鳳飛殿的氣氛凝重哀傷,殿內流動著異常詭異的氣息。
  安靜得即使一根針落在地上,也會發出震懾人心的聲響來。
  軒轅昊不經意的抬眸,掃向了那個立在軒轅澈身側的女子。頓時便覺一陣心神蕩漾起來。
  霧鬢云量,仙姿佚貌,白衣勝雪,見到那雙眼睛,似乎能看見天上最璀璨的星子在沖你眨眼一般,身段婀娜多姿,腰際的束腰上懸著一串流蘇,劃出異常柔美的弧度。
  她出現在殿內之后,滿室的金碧輝煌似乎都黯淡無光起來。只是為何如此絕美的她竟與筱櫻,無任何相似之神色?
  若說真要找到一絲的相似之處,便在于這二人身上,都有一股子飄然若仙的氣質,不似那俗世中的女子。
  她,竟是出落得更勝筱櫻這個莫離第一美人幾分,老九的眼光倒是真的不錯。
  發覺到了有目光射向自己,蘇悅悅朝著軒轅昊看過去,見他如此一眨不眨的盯住自己,眼內,似乎閃過復雜的神色。
  而此時的皇后,似乎是忍受不了這樣的沉重,抬起淚眼看向軒轅昊,“皇上,您得替臣妾做主,臣妾對您的一片癡心,日月可鑒!”
  “你究竟是不是對朕赤誠一片,朕心中自然有數。”軒轅昊微微側目,雙眼掃向他信任的太監,太監領命,悄然退下。
  不多時,一名被五花大綁的男子給帶入了大殿。赫然是大內侍衛,霍波。“皇上饒命啊,小的是冤枉的,是皇后娘娘對小的百般誘惑,小的一時按捺不住,才會做出這等糊涂事來!”霍波身形發軟,一見皇后竟然也跪在大殿中間,以為大勢已去,急忙磕頭不止,渾身發顫,抖動的像一片落葉般,急切的說道。
  皇后正要喝止霍波再說下去,一旁的侍衛見狀,上前死死捂住了她的嘴巴,不讓她有機會出聲。
  “霍波,你老實告訴朕,皇后三年前被刺客所傷,失去的孩子可是你的?”軒轅昊不急不緩的語調,清雅的在殿內響起。

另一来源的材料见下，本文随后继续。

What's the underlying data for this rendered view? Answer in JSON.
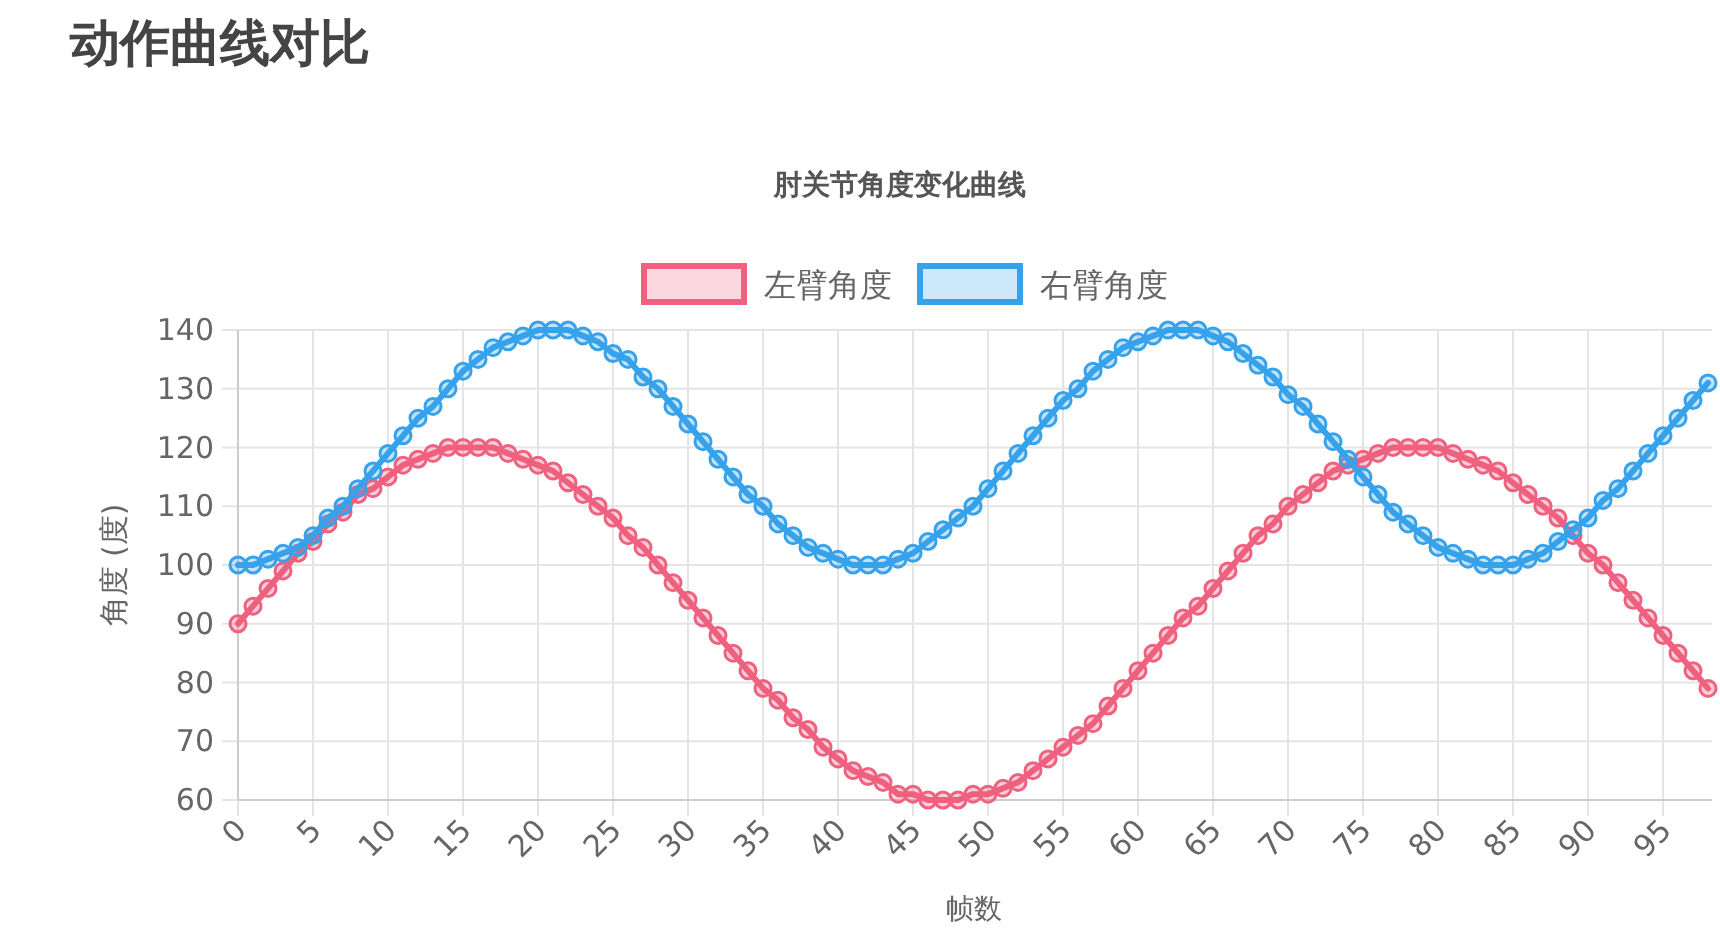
{
  "chart_data": {
    "type": "line",
    "title": "动作曲线对比",
    "subtitle": "肘关节角度变化曲线",
    "xlabel": "帧数",
    "ylabel": "角度 (度)",
    "categories": [
      "0",
      null,
      null,
      null,
      null,
      "5",
      null,
      null,
      null,
      null,
      "10",
      null,
      null,
      null,
      null,
      "15",
      null,
      null,
      null,
      null,
      "20",
      null,
      null,
      null,
      null,
      "25",
      null,
      null,
      null,
      null,
      "30",
      null,
      null,
      null,
      null,
      "35",
      null,
      null,
      null,
      null,
      "40",
      null,
      null,
      null,
      null,
      "45",
      null,
      null,
      null,
      null,
      "50",
      null,
      null,
      null,
      null,
      "55",
      null,
      null,
      null,
      null,
      "60",
      null,
      null,
      null,
      null,
      "65",
      null,
      null,
      null,
      null,
      "70",
      null,
      null,
      null,
      null,
      "75",
      null,
      null,
      null,
      null,
      "80",
      null,
      null,
      null,
      null,
      "85",
      null,
      null,
      null,
      null,
      "90",
      null,
      null,
      null,
      null,
      "95",
      null,
      null,
      null
    ],
    "series": [
      {
        "name": "左臂角度",
        "color": "#f0607f",
        "values": [
          90,
          93,
          96,
          99,
          102,
          104,
          107,
          109,
          112,
          113,
          115,
          117,
          118,
          119,
          120,
          120,
          120,
          120,
          119,
          118,
          117,
          116,
          114,
          112,
          110,
          108,
          105,
          103,
          100,
          97,
          94,
          91,
          88,
          85,
          82,
          79,
          77,
          74,
          72,
          69,
          67,
          65,
          64,
          63,
          61,
          61,
          60,
          60,
          60,
          61,
          61,
          62,
          63,
          65,
          67,
          69,
          71,
          73,
          76,
          79,
          82,
          85,
          88,
          91,
          93,
          96,
          99,
          102,
          105,
          107,
          110,
          112,
          114,
          116,
          117,
          118,
          119,
          120,
          120,
          120,
          120,
          119,
          118,
          117,
          116,
          114,
          112,
          110,
          108,
          105,
          102,
          100,
          97,
          94,
          91,
          88,
          85,
          82,
          79
        ]
      },
      {
        "name": "右臂角度",
        "color": "#36a2eb",
        "values": [
          100,
          100,
          101,
          102,
          103,
          105,
          108,
          110,
          113,
          116,
          119,
          122,
          125,
          127,
          130,
          133,
          135,
          137,
          138,
          139,
          140,
          140,
          140,
          139,
          138,
          136,
          135,
          132,
          130,
          127,
          124,
          121,
          118,
          115,
          112,
          110,
          107,
          105,
          103,
          102,
          101,
          100,
          100,
          100,
          101,
          102,
          104,
          106,
          108,
          110,
          113,
          116,
          119,
          122,
          125,
          128,
          130,
          133,
          135,
          137,
          138,
          139,
          140,
          140,
          140,
          139,
          138,
          136,
          134,
          132,
          129,
          127,
          124,
          121,
          118,
          115,
          112,
          109,
          107,
          105,
          103,
          102,
          101,
          100,
          100,
          100,
          101,
          102,
          104,
          106,
          108,
          111,
          113,
          116,
          119,
          122,
          125,
          128,
          131
        ]
      }
    ],
    "ylim": [
      60,
      140
    ],
    "yticks": [
      60,
      70,
      80,
      90,
      100,
      110,
      120,
      130,
      140
    ],
    "grid": true,
    "legend": "top",
    "marker": "circle",
    "line_style": "solid"
  }
}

自他的語氣之中,看不出一絲波瀾。甚至聽不出一絲的憤怒。
  “皇后娘娘自己說推算過日子,是小人的。”霍波面如死灰,雙眼有些發直,說出這幾番話之后,一度就要昏厥過去。
  皇后原本還奮力掙扎,在霍波這番話說完之后,頓時像萎了的茄子一般,跌坐在地,再也無法直起腰來。
  “好一個皇后娘娘,你竟然如此有失婦德,犯此淫亂大罪!罪當誅九族!”軒轅昊起身,溫潤的臉上,終于有了一絲緊張的神色,“瑞王聽今,朕命令你速帶御林軍前住鄭府,查封鄭家,如敢抗旨,就地正法!”
  軒轅澈抱拳領命帶著蘇悅悅退下。
  “悅悅,你去流云殿陪著貴妃姐姐,皇上命我二人入宮之意恐怕是有防突變,命你好好護住貴妃娘娘。”軒轅澈在她耳畔悄聲說道,“本王一辦完事,立刻會趕來與你會合,你自己萬事小心。”
  看著軒轅澈策馬前去,身后是浩浩蕩蕩的隊伍,心中也明白此事的嚴重性,因此立刻前住流云殿。
  此刻她的渾身也被一種熱血沸騰的氣勢所包圍住,一直以來,她便明白皇后娘娘是姐姐在這宮中最大的敵人,如今她出了這樣的事情,是否說明皇上又會重新再回到姐姐身邊?
  大殿之上,又陷入一片死一般的寂靜。
  霍波已被人拖下去,不多時,便有人捧著他的首級走了進來,一把扔在了皇后的腳邊。譚琴師見狀,雙眼一翻,暈死過去。
  “皇上!”皇后起身,怒視著他:“光憑他一面之詞,便能判定臣妾有罪么?皇上不要忘了,臣妾的家族為了莫離的穩定增長,自開國皇帝那一代來,便立下多少汗馬功勞?如今臣妾的爹爹更是連連擊敗來犯的祁天國,使得莫離百姓免受戰亂的困擾,如今皇上竟然不念這些舊情,就不怕百姓恥笑皇上您是非不分,聽信奸佞小人之言,鑄成無法挽回的過失嗎?”
  “朕的過與失,還輪不著你來教訓,現在你已被廢去皇后之職,淪為罪婦,朕現在只需多見你一眼,便覺得痛心!”軒轅昊揚手,輕輕搖頭。
  眼中,閃過哀痛。
  “皇上!霍波他是被人收買了前來陷害臣妾的!您不可聽信他一人之言吶,臣妾對您,自始至終未曾改變過。”皇后急了,跪在地上急急的朝著軒轅昊的位置爬了過來。
  “鄭笑兒,不要再抵賴了,如今一切已水落石出,你是希望朕再將你在位期間,殘害多少無辜美貌宮女的事情再翻出來公諸于世嗎?”軒轅昊厭惡的掃了一眼地上的女子,即使如此狼狽,容顏卻依舊艷麗。
  聽到他連名帶姓的喚著自己,皇后明白,此次軒轅昊已是下定了決心。只是她不明白,在她與譚琴師和霍波關系最為親密之際,那段時日,每隔上數日,便心癢難耐想要與其見上一面,如此頻繁的相見,卻未引來皇上的懷疑。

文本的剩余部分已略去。